Elle était maintenant vêtue d’une longue robe grenat accompagnant ses formes. La verge de Dimitri ne tardait pas à reprendre un peu de hauteur. Et comme elle ne pouvait pas ne pas le remarquer, elle commenta aussitôt.



   ─ C‘est toujours plaisant de constater l’effet de mes atouts, mais tu n’es pas autorisé à bander sans mon consentement. Cependant, pour la suite, ce sera plus pratique, donc je te laisse darder ta virilité. Allonge-toi, maintenant. Et je ne veux rien entendre, auquel cas, les sanctions tomberont aussitôt.



     La sonnerie de l’interphone retentit. Dimitri pensa un instant qu’il allait être sauvé par le gong. Mais il comprit rapidement que, non, il ne serait pas sauvé. Bien au contraire.



   ─ Ah Véronique ! Je t’ouvre. Dépêche-toi, il est à point.



     Dimitri reconnut la vendeuse de sous-vêtements. Il piqua un nouveau phare et dans un stupide réflexe, il se recroquevilla pour masquer son érection à la nouvelle venue. Mal lui en prit. Frédérique lui exprima son mécontentement. Elle ouvrit un placard dans le couloir qui menait aux chambres et revint avec des cordes. L’inquiétude de Dimitri monta encore d’un cran. Il voulut se lever, refuser ce petit jeu, mais Véronique qui s’était dévêtue vint s’asseoir sur son visage. Frédérique attacha la corde autour d’une cheville de son nouveau jouet, la fit passer sous le canapé puis noua le bout à l’autre cheville. Dimitri se retrouvait ainsi immobilisé, jambes écartées, offert aux deux furies. Elles lui attachèrent les poignets de la même manière. Il se retrouva avec le sexe de Véronique plaqué sur sa bouche.



   ─ Ca t’évitera de faire trop de bruit, ironisa Véro.



     Dimitri ne pouvait ainsi voir Frédérique qui revenait avec de la cuisine avec de la cire chaude. Aussi ce fut une totale surprise quand elle la lui étalait sur les jambes. Il essayait bien de se contorsionner mais il n’était plus libre de ses mouvements.



   ─ Tu ferais mieux de me remercier plutôt que de gigoter, je commence par la zone la moins sensible.

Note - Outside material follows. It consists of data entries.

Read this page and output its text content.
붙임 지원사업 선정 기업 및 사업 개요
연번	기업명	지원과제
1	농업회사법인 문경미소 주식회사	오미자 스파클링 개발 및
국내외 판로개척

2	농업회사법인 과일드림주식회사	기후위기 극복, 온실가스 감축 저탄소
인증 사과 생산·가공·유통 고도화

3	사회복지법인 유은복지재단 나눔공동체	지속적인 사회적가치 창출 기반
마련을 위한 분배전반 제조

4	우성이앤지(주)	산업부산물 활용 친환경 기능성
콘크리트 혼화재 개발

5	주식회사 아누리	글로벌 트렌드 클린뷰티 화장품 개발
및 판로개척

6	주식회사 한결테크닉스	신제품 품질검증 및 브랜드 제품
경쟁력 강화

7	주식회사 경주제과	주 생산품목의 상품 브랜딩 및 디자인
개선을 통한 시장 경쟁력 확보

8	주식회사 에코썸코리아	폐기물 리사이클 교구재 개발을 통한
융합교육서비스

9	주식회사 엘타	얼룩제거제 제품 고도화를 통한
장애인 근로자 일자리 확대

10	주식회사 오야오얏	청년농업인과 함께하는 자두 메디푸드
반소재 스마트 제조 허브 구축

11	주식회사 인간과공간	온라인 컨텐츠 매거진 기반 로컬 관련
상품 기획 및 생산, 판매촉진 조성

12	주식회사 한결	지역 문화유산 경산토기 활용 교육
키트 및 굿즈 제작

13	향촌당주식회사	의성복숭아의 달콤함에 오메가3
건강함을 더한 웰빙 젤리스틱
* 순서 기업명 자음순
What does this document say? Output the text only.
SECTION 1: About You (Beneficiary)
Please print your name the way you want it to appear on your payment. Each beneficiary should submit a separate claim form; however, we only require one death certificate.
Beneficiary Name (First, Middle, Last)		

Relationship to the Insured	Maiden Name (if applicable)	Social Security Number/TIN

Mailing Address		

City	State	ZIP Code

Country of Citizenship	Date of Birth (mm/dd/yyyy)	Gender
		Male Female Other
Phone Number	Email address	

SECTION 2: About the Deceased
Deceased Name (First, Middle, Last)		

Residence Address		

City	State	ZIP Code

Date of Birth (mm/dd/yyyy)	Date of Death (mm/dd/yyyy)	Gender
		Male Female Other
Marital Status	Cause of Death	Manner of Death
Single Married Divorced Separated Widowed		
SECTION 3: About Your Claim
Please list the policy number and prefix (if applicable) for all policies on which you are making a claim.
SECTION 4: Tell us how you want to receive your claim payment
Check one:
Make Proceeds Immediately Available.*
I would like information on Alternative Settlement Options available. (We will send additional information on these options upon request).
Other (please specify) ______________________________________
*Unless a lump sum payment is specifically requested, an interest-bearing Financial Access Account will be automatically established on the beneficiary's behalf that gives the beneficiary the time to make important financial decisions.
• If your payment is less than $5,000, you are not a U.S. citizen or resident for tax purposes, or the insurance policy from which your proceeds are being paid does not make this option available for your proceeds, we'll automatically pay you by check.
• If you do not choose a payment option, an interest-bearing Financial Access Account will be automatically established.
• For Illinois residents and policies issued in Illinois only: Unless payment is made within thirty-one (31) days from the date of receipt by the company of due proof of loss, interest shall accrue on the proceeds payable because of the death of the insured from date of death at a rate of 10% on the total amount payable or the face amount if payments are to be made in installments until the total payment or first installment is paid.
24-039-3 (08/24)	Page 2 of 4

     Dimitri avait la chance d’être presque imberbe. Au moins, il n’avait pas à subir ce traitement des heures entières. Cependant, lorsque Frédérique lui épilait les testicules et le pubis, Véronique devait redoubler d’efforts pour lui faire garder le silence. Elle avait parfois la sensation de faire du rodéo tant il se débattait lorsque la secrétaire arrachait les bandes. Une fois la torture terminée, elle l’oignait d’une crème qu’elle sortait du réfrigérateur. Le froid l’apaisait. Dimitri se détendait un peu. Souhaitant lui apporter quelque réconfort, elle entreprenait une fellation. Il s’abandonnait totalement sous les coups de langue. Elle s’enfonçait le chibre jusque dans la gorge, provocant une forte production de bave qu’elle laissait couler sur les couilles endolories. Elle les massait intensément.



   ─ Prévient moi quand tu sentiras ton orgasme arriver.



     Elle le masturbait encore quelques minutes, puis il annonçait l’imminence de sa jouissance. Aussitôt elle stoppait tout, frustrant les espoirs de Dimitri. Quand il eut débandé, elle recommençait la stimulation de la verge. Il lui fallait un peu plus de temps pour retrouver un début d’érection. Et une fois encore, quand il était prêt du point de non-retour, elle interrompait brusquement la masturbation. Elle réitérait l’opération plusieurs fois, jusque à ce que, au comble de la frustration après plusieurs orgasmes ruinés, Dimitri lui éjacule sans érection, sans jouissance dans la main, comme une vache venant de se faire traire.

     Frédérique retourna dans le placard qui ressemblait plus à une caverne au trésor qu’à un rangement traditionnel. Elle en revint avec divers objets que Dimitri n’était pas en mesure d’identifier, faute à Véronique qui lui bouchait la vue et parfois la respiration. Depuis le temps qu’elle se faisait lécher la craquette, il lui semblait qu’il avait avalé des litres de cyprine. Frédérique lui emprisonnait la verge molle et sans réaction dans une cage de chasteté. Toute velléité d’érection serait non seulement vaine mais surtout douloureuse. Après le traitement qu’elle lui avait fait subir, il se dit que le gadget serait sans doute superflu, mais cela devait faire parti du jeu.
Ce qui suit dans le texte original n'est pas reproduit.